Той ночью, гуляя по вечному городу, они дали друг другу клятву в столь же вечной любви. Не стоит строго судить их: в этом возрасте еще можно давать такие клятвы всерьез.
Я начну эту историю, как придется. Как приложится ближе к моей душе. Я не знаю всех ее подробностей, а тех ее героев, что живы и поныне, я расспросить не могу. Не могу, и не любопытствуйте, почему. Это мое дело.

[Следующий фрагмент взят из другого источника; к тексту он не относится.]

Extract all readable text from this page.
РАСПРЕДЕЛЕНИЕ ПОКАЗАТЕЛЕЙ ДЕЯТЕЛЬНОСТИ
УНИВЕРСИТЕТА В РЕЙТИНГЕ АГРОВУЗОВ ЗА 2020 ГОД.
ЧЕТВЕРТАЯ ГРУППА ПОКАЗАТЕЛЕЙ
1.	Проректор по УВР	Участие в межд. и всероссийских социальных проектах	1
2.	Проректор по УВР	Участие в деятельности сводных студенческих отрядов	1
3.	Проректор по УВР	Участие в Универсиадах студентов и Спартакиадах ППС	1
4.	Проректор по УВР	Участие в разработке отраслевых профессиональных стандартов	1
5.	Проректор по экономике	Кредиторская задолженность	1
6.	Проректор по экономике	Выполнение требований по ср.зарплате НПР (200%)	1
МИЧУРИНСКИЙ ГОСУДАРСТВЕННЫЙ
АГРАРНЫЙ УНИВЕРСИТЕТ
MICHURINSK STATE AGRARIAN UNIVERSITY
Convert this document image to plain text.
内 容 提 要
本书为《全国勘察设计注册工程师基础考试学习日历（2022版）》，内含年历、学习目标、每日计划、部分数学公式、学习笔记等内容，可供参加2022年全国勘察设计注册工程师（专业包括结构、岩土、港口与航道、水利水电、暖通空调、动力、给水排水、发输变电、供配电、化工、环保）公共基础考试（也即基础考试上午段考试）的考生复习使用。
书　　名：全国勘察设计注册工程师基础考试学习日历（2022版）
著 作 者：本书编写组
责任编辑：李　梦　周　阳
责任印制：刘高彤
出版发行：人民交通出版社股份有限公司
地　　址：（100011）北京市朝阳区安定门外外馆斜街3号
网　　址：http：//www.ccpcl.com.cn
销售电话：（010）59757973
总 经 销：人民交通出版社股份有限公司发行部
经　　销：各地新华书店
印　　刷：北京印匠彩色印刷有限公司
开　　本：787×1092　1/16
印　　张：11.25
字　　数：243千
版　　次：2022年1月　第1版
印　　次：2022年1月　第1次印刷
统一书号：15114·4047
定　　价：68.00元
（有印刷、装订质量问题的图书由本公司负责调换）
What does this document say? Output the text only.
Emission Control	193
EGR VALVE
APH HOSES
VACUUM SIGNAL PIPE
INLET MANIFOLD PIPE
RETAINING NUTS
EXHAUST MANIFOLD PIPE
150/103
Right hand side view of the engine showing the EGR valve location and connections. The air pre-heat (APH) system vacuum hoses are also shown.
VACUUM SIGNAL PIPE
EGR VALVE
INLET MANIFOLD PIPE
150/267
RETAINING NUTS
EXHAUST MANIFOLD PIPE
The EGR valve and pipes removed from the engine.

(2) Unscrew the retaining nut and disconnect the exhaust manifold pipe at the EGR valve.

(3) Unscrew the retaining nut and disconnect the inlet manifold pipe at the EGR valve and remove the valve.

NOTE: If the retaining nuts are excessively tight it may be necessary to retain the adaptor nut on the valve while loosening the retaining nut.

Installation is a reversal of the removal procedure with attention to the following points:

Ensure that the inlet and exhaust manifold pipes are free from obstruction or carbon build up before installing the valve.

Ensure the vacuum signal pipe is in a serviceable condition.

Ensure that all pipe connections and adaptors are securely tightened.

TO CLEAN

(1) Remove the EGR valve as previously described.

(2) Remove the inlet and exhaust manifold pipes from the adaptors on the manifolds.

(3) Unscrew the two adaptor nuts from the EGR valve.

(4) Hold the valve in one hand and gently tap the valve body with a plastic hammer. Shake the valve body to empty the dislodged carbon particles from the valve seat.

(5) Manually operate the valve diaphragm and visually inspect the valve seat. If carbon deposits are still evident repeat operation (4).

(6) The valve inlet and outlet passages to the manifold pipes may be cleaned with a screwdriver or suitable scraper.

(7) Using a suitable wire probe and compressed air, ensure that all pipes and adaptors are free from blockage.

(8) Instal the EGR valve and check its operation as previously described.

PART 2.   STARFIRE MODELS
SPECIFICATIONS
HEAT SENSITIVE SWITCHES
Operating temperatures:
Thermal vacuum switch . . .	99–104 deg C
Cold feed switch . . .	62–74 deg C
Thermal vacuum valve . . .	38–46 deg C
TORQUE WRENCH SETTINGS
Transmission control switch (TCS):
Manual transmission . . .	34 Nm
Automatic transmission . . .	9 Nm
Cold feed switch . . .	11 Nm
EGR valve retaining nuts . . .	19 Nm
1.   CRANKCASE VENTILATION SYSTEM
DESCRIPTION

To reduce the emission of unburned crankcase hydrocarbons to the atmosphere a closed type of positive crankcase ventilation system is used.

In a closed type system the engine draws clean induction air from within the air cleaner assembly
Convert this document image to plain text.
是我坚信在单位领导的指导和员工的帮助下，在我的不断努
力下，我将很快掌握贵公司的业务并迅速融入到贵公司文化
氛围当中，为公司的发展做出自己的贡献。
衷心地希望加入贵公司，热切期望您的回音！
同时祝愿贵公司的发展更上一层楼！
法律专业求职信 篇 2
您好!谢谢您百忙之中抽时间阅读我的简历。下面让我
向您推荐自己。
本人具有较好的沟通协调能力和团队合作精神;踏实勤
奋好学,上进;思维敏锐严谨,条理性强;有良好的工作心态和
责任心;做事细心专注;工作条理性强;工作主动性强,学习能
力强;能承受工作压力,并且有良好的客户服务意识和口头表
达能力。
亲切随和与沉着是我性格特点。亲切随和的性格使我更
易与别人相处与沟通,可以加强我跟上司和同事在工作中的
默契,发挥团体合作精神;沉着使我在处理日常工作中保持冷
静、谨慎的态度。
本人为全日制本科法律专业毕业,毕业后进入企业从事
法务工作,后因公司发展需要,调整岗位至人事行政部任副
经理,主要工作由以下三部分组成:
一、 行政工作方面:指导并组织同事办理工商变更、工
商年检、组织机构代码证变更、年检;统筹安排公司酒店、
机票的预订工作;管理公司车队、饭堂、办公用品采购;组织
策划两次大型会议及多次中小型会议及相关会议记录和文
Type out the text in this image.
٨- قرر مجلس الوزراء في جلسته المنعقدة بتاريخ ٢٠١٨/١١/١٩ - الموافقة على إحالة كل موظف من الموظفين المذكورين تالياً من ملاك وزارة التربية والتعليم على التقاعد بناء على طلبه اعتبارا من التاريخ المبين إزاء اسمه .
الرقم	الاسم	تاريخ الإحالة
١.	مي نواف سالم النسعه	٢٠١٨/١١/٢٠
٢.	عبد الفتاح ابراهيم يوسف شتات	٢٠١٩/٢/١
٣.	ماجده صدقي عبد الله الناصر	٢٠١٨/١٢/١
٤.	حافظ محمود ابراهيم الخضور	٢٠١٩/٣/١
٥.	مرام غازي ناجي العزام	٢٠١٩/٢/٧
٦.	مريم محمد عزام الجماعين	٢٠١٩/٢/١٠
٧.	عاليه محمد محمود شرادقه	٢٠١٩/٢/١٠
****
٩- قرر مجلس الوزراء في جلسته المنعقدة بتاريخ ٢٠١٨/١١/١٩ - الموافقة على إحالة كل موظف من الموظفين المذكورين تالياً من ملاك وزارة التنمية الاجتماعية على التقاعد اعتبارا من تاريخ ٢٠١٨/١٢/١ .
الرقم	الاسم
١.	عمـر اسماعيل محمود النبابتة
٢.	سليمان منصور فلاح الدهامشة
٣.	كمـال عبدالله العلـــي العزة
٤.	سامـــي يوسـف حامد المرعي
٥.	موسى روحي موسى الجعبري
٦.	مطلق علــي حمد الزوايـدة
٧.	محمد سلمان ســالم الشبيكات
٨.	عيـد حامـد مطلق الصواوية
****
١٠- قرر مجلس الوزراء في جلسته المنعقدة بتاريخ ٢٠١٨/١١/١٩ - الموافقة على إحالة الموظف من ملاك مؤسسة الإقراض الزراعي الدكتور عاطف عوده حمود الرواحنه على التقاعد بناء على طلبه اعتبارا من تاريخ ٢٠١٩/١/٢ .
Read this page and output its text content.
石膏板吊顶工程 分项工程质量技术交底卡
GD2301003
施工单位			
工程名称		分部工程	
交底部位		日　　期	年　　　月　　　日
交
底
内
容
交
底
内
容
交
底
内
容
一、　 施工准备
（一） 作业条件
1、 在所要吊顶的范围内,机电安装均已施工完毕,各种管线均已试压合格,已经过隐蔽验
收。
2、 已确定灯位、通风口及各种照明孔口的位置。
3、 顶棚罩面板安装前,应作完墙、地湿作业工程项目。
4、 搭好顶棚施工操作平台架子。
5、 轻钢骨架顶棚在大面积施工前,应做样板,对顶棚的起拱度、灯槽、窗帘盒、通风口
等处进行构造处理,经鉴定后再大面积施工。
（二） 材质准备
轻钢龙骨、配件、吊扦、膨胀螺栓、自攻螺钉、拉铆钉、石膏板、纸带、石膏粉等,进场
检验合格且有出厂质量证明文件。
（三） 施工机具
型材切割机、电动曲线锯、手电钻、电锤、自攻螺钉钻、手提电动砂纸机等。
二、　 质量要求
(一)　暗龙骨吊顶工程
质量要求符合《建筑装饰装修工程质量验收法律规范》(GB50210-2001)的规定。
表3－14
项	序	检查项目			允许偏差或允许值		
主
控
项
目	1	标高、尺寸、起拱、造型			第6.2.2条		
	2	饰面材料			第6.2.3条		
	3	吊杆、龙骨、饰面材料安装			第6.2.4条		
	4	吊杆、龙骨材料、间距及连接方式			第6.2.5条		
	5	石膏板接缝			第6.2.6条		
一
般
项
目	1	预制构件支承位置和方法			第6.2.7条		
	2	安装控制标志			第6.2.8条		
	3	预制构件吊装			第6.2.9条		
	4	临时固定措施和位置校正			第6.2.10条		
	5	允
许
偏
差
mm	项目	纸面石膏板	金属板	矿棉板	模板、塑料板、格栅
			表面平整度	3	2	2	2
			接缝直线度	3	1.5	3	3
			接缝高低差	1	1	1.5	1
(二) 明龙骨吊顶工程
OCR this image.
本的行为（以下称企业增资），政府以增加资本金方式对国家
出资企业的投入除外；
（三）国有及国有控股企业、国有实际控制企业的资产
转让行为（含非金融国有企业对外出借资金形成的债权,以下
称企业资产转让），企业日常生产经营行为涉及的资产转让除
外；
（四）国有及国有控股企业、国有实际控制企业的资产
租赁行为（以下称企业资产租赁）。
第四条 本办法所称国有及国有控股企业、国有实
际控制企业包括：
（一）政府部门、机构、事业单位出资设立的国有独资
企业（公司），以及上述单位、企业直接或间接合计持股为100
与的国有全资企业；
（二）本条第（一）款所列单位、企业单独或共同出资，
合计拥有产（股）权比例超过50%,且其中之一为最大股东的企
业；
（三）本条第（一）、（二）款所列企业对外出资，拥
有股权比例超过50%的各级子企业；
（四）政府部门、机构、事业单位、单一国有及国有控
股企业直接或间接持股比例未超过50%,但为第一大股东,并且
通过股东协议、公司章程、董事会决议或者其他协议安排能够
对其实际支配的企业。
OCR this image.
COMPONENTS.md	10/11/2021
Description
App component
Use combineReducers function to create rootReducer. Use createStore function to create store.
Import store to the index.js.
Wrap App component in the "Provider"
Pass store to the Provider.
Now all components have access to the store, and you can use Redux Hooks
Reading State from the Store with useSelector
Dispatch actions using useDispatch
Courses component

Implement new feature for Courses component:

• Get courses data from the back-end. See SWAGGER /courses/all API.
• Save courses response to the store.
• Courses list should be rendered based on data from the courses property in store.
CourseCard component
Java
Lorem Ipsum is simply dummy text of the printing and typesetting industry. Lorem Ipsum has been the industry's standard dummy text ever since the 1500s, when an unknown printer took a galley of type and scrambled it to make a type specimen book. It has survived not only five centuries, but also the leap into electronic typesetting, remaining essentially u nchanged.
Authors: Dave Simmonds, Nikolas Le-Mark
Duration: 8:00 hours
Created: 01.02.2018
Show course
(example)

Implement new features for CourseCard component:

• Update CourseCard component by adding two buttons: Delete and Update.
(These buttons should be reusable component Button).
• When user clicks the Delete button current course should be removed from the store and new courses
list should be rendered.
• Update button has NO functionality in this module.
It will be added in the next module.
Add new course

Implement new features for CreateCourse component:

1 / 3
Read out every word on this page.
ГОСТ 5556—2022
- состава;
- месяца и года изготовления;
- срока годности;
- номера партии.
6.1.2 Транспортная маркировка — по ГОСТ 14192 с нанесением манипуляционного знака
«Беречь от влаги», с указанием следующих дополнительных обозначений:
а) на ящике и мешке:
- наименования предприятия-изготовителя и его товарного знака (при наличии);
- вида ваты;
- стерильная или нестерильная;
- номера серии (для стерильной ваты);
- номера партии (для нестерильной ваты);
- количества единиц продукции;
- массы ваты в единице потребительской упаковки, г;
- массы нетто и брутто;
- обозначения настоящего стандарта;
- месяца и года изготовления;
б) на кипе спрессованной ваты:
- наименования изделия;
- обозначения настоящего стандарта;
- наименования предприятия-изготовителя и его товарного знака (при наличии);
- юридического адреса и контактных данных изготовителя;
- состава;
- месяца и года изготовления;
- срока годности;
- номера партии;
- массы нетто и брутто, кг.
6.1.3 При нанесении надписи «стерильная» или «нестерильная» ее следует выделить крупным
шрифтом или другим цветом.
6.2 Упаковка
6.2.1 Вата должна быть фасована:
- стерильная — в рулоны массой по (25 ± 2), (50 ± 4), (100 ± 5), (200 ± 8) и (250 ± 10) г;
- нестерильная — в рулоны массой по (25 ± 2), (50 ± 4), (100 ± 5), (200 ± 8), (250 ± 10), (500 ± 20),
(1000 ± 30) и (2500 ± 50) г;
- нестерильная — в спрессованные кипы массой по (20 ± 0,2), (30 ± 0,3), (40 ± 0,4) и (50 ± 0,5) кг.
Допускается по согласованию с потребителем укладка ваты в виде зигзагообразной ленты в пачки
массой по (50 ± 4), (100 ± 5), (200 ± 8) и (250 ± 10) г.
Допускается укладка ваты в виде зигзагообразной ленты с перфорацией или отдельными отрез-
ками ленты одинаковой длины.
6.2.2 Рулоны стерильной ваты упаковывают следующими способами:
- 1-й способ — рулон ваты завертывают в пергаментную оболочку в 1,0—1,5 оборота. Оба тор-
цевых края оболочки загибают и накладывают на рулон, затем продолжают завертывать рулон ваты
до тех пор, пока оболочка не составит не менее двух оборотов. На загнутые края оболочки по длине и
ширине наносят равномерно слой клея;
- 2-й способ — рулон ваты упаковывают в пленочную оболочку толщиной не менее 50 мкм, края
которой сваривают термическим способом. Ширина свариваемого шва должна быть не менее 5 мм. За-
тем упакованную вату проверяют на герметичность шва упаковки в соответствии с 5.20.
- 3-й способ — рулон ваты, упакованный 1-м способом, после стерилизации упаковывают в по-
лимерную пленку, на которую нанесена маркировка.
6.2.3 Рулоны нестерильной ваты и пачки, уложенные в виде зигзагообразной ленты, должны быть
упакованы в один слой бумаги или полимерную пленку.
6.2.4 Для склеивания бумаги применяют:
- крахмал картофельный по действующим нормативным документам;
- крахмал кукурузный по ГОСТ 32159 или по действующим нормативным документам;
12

И мы приходим к тому же: единственное, чего нельзя исправить в жизни, это смерть. Правда, странно, что я говорю о вещи, лежащей уже за пределами жизни? Но ведь то, как ее закончить, человек подчас решает сам. И то, что из этой Богом дарованной жизни сделать, тоже решает сам.
Читатель, я желаю тебе легкой и честной смерти. Такой, какую приносит СТЭН боевого друга, когда это последнее, что он может сделать для тебя. И пуля девяти миллиметров прерывает череду быстрохожих дней, отпирая дверь вечности.
Кажется, выжженная земля еще дымится. Пламя не умерло, только спряталось в угли. Разрубленная свастика еще способна вспыхнуть и обжечь наши глаза.
1
АРНХЕЙМ
(весна 1943)
Глава 1
...То не море-окиян -стонут души россиян.
А. Розенбаум "Кандальная"
Его не расстреляли.
Это единственное, о чем он мог думать на вонючем соломенном тюфяке в бараке еще долгое, долгое время спустя. Только потом он припомнил, что за два дня до побега ему исполнилось двадцать три года. Пока они готовились бежать, он и не думал ни о чем подобном, им было не до того. Он имел все шансы остаться двадцатитрехлетним навсегда. Другие и остались.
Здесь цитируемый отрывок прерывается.